CD: 18. Lied: Rastlose Jahre


Nach der Heirat ihrer Lieblingstochter Marie Valerie war für Elisabeth der Zeitpunkt gekommen, auf den sie sich schon so lange vorbereitet hatte. Ihr einziger Sohn war tot. Ihr einziger Freund Andrassy war tot. Der Kaiser war zufrieden in der Freundschaft zu Katharina Schratt, die Tochter Valerie glücklich in ihrem Heim, in dem sich nach und nach neun Kinder einstellten. Die Kaiserin war nun eine Frau in den Fünfzigern. Ihre Schönheit war dahin. Sie wollte sich von der Welt zurückziehen, niemand sollte ihr Gesicht mehr erblicken. Niemals mehr ließ sie sich porträtieren. Niemals mehr ging sie ohne Fächer oder Schirm aus, hinter denen sie ihr faltiges, wettergegerbtes, mageres Gesicht versteckte. In ihrem 'Mövenflug', wie sie es nannte, bereiste sie unermüdlich und immer zielloser die ganze Welt, verließ Österreich, so oft und solange sie konnte. Auf ihren Reisen benahm sich die Kaiserin immer seltsamer. Sie hatte zB die Angewohnheit, einfach in fremde Häuser und Königshöfe zu gehen, noch dazu, ohne ein einziges Wort zu sagen oder zu erklären, was sie eigentlich wollte. Der Wiener Hof rechnete nicht mehr mit ihr, sie ließ keinen Zweifel daran, daß sie höfische Pflichten verabscheute. Elisabeths Irrfahrten im eigenen Salonwagen der Eisenbahn oder mit den kaiserlichen Jachten, dem 'Greif' oder der 'Miramar', führten quer durch Europa. Bei ihren stundenlangen Wanderungen nahm die Kaiserin auch nicht die geringste Rücksicht auf das Wetter. Sie liebte die Naturgewalten und verstand die Empfindlichkeit ihrer Begleiter überhaupt nicht. Elisabeths Leben wurde zu einer Flucht vor dem eigenen Ich, vor der ständigen Unruhe ihrer Seele. Kaum war das Achilleion auf Korfu fertig, strebte sie schon wieder fort, da sie das Gebäude nicht mehr interessierte. 1890 machte sie etwa folgende Reisen: nach Ischl, Feldafing, Paris, Lissabon, Algier, Florenz und Korfu. 1895/96 war sie im ungarischen Kurort Bartfeld, in Ischl, Aix-les-Bains und Territet, in Gödöllö, in Cap Martin, in Cannes, Neapel, Sorrent und Korfu. In den anderen Jahren sah es nicht anders aus. Schon drei Monate nach Rudolfs Tod ging die Nachricht durch die europäische Presse, bei der österreichischen Kaiserin sei der Wahnsinn ausgebrochen. Sissis Hauptinteresse in diesen letzten Jahren bestand in ihrer schwindenden Gesundheit. Immer noch beklagte sie jede kleine Gewichtszunahme. (43,5 kg bei einer Größe von 172 cm)

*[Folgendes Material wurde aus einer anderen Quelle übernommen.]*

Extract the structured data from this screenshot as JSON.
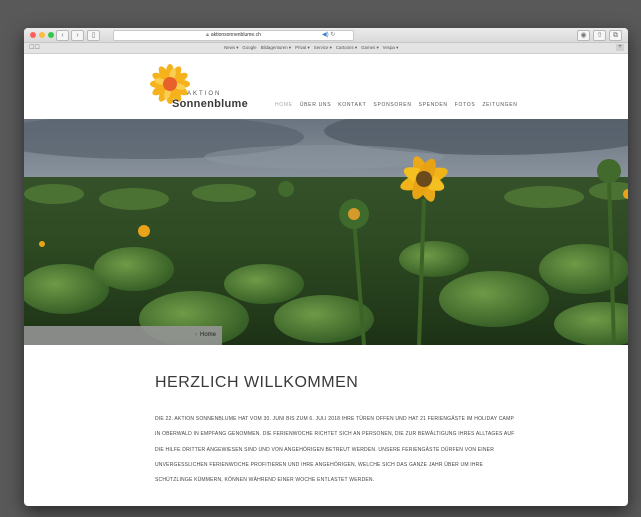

Die Hauptreiseziele der Kaiserin waren die griechischen Inseln und Süditalien. Den ganzen Sommer 1898 zog es Sissi unwiderstehlich in die Schweiz an den Genfer See. Die Anarchistengefahr dort vermochte sie nicht zu erschrecken, sie sehnte den Tod herbei.


Der ersehnte Tod

CD: 25. Lied: Epilog


Elisabeth wohnte in Territet bei Montreux, wo sie eine vierwöchige Kur machen wollte. Am 10. September 1898 wurde Kaiserin Elisabeth von dem italienischen Anarchisten Luigi Luccheni in Genf, mit einer messerscharfen Feile, erstochen. Am 15. September kam die Leiche in der Wiener Hofburg an, umgeben vom ganzen Pomp des Kaiserreiches. Selbstverständlich war keine Rede davon, Elisabeths Wunsch zu erfüllen, 'am Meer, am liebsten auf Korfu' begraben zu werden. Wie einst Rudolf, so wurde nun auch Elisabeth in der Burgkapelle aufgebahrt. Luigi Luccheni wurde zu lebenslanger Haft verurteilt, nach elfjähriger Haft nahm er sich 1910 in seiner Zelle das Leben.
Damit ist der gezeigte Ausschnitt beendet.